The term we hear all too often in digital delivery: vibe coding. It's the practice of building software almost entirely through conversation with generative AI where, by iterating prompts (directives), the generative AI model will write code to reach its directive. The barrier to entry is not a computer science degree but domain knowledge paired with the ability to articulate a problem well.

It’s exactly the approach we took to build a virtual interview platform at Deazy, a tool designed to handle the full interview pipeline with AI complete with voice synthesis, real-time candidate analysis and automated scoring.

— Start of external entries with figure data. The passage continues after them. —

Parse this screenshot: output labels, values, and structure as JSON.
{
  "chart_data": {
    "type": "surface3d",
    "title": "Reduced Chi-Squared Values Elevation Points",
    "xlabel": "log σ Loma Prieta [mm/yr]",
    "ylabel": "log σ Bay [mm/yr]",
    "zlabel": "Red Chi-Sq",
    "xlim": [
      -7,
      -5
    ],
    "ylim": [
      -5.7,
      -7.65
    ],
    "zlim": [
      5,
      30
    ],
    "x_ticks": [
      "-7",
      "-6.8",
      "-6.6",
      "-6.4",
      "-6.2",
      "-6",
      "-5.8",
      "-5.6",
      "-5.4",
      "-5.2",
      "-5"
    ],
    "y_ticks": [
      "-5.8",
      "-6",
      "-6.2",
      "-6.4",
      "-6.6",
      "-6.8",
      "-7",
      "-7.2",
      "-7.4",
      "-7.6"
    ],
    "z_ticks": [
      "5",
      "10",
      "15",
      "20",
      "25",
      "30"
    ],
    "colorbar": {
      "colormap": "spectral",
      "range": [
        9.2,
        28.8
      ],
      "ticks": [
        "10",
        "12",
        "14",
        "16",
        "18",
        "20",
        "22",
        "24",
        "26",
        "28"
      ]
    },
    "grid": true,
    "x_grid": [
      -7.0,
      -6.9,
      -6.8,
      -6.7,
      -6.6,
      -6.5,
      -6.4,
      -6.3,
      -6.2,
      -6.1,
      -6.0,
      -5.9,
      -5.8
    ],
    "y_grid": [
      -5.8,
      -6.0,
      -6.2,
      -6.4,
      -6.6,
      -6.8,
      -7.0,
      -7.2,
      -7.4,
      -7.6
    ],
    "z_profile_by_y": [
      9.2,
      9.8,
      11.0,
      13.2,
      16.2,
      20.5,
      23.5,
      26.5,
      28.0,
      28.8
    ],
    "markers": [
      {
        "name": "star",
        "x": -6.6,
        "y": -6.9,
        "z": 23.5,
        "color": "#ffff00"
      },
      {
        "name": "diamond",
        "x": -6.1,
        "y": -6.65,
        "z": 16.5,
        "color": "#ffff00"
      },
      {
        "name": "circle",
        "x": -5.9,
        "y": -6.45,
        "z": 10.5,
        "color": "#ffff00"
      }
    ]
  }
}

It went from concept to MVP in a fraction of the time a traditional build would take and we tested it… it worked. Interviews could run. Candidates could be assessed. Something genuinely useful had been created. But then we asked, how secure is this?, and ran a security audit.

"The vulnerability discovery process required no specialist tools, no insider access, and no prior knowledge of the codebase. Just a browser, developer tools, and a well-crafted prompt."

What we found?

Seven vulnerabilities. Four rated high severity.

The audit surfaced seven distinct security issues. The method to find them was disarmingly simple, utilising just a browser and a generative AI chat. Within minutes a working local client existed that could call any endpoint the app used, with no authentication required.

Of the seven vulnerabilities detected, four were rated at high severity including PII leaks and authentication bypass approaches. It was also discovered that it was possible to use the virtual interview system backend to arbitrarily call third party integrations such as our text-to-speech engine and generative AI backend.

The three PII findings alone represent a potential disclosure-level security event, the kind that damages client relationships, attracts regulatory attention and is very difficult to walk back once it has occurred.

It underlines the necessity for balance when it comes to vibe-coded work and is a stark reminder that (as outlined in insight 4 of our last ‘state of play’ report) review and testing is an ever more important part of the AI engineering development lifecycle.

How it happened

This is not a criticism of AI.

It would be easy to frame this as a cautionary tale about AI-generated code being inherently unsafe but that reading is too simple, the real issue is more instructive.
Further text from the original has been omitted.